Hear Tom's candid chat with Ray Davies
In this unique, wide-ranging interview spanning his 50-year music career, Ray Davies talks to Tom about everything from the merits of demos to the pressures of success.
Ray Davies owes his status as one of pop's National Treasures to world famous Kinks hits such as You Really Got Me, Days, Waterloo Sunset, Lola and Sunny Afternoon.
But in this unusual three hour interview, fan and former protégé Tom Robinson hears the fascinating backstory behind many less-known Davies gems suggested by listeners - which span a 50-year writing career from the 1960s to the present day.
A recurrent theme is The Culture Of B Sides - a subject close to Ray's heart. "Although they're notionally just a way of filling up space on a record", he says, "B sides are usually more revealing about an artist than the hard sell of the A Side. It's interesting what people do when their guard's down..."

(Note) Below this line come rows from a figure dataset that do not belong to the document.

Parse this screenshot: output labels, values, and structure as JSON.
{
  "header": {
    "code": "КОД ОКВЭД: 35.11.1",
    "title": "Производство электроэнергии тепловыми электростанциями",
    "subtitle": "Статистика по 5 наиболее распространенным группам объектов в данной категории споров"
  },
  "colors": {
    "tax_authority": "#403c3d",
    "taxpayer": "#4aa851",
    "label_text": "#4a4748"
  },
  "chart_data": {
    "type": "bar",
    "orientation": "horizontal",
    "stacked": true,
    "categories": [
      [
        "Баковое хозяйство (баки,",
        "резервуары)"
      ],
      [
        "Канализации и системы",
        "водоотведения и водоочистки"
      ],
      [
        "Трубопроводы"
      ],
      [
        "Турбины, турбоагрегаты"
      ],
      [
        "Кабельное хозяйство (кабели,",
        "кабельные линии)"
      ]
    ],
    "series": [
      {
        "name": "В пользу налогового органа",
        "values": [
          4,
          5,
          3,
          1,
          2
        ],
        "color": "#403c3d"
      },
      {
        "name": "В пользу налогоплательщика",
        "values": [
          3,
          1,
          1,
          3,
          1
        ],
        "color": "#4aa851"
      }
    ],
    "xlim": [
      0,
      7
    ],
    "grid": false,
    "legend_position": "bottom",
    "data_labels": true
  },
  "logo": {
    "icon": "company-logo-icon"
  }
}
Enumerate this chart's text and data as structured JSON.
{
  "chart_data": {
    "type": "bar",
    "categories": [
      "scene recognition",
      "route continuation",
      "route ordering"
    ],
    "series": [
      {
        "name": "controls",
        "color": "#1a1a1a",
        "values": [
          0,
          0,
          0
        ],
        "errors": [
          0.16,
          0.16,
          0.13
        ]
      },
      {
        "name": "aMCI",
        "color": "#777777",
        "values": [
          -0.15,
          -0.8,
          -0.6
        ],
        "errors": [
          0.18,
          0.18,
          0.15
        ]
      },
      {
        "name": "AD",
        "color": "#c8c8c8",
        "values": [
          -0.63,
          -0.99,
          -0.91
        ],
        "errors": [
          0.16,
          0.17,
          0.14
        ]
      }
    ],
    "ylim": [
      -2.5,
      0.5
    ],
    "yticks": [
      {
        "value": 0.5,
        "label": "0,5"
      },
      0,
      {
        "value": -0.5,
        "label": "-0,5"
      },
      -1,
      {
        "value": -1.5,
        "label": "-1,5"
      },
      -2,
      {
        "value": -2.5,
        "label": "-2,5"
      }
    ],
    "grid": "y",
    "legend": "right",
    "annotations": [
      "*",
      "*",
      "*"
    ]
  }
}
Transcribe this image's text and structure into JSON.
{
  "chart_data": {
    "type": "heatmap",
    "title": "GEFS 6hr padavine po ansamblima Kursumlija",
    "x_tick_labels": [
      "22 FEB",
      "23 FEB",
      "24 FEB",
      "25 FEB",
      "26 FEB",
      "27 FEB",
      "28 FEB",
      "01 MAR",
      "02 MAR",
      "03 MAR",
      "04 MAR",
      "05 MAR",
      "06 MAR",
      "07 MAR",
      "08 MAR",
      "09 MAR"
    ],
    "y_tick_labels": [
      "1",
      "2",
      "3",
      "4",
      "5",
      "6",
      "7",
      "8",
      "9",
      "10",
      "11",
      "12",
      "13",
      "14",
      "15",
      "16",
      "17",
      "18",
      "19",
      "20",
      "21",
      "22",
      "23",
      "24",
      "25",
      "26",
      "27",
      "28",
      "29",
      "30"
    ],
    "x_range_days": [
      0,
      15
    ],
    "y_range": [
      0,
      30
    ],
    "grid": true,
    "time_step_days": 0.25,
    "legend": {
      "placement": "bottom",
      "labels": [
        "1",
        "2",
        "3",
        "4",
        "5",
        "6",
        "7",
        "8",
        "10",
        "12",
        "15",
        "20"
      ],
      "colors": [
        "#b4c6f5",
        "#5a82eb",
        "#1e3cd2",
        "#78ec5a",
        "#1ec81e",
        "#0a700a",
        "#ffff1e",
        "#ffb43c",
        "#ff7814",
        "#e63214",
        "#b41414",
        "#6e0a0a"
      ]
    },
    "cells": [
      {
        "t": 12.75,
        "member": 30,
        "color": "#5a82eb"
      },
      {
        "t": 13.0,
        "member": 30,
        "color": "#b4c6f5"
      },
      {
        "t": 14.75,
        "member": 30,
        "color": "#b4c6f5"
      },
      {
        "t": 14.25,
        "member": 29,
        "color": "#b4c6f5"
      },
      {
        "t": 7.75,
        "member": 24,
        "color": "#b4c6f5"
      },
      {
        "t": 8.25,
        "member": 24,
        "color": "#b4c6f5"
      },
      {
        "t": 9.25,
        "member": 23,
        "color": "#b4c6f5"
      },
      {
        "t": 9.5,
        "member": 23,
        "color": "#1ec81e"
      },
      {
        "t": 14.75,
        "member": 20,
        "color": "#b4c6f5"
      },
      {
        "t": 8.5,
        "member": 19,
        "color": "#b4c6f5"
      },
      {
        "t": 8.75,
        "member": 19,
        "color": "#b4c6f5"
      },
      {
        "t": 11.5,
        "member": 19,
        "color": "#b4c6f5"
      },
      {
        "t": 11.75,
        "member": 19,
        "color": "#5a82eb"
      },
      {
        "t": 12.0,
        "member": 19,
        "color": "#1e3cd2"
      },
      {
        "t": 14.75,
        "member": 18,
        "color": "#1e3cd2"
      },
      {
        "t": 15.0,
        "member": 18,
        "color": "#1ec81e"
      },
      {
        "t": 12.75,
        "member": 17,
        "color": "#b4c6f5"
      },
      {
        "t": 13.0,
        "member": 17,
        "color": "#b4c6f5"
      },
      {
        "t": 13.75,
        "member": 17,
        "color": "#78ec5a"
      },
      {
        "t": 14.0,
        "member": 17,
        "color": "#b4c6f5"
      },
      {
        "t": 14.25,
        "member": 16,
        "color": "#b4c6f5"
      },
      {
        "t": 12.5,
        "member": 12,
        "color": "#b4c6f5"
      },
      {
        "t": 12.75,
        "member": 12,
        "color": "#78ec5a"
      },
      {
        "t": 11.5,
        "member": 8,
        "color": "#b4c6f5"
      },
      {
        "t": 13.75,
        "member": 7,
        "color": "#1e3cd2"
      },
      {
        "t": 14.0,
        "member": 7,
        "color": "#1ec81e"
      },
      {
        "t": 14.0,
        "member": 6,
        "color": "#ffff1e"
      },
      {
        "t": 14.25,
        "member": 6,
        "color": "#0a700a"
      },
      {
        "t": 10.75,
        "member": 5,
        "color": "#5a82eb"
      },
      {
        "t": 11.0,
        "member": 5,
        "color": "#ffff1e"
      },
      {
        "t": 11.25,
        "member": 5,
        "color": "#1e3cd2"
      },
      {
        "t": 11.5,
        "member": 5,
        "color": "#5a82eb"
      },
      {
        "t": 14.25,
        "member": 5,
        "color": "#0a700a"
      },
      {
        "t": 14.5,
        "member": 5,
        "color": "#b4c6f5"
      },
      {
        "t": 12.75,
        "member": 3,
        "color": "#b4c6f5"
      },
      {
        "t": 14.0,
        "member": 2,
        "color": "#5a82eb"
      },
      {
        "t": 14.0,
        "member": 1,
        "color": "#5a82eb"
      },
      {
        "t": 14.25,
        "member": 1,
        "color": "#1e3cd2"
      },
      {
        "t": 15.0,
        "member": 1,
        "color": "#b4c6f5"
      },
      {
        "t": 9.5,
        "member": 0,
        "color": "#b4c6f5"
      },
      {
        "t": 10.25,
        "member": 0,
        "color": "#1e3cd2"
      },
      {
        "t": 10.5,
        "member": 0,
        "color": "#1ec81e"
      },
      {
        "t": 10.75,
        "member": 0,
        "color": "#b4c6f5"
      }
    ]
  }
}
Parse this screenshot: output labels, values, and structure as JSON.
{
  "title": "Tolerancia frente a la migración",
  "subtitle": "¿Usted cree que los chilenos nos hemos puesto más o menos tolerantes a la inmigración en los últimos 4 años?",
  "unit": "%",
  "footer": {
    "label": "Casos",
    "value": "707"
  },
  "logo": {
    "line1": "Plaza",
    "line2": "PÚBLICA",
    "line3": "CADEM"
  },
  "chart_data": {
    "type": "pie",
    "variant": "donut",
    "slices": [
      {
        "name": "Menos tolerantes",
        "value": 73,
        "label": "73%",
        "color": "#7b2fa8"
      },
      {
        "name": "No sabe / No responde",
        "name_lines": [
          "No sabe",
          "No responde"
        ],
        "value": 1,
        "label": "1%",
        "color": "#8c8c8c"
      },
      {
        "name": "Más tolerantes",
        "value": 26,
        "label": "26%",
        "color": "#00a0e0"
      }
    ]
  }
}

The conversation is wide ranging - from the merits of demos to the pressures of success; from the family tragedy behind Ray's biggest American hit, to the day Alan Bennett refused to work with The Kinks because "it would give me indigestion".
And who knew the teenage Davies was launched on his songwriting career by jazz saxophonist Lol Coxhill in a Soho basement, with the words "you should do your own music... because you're no good at mine.".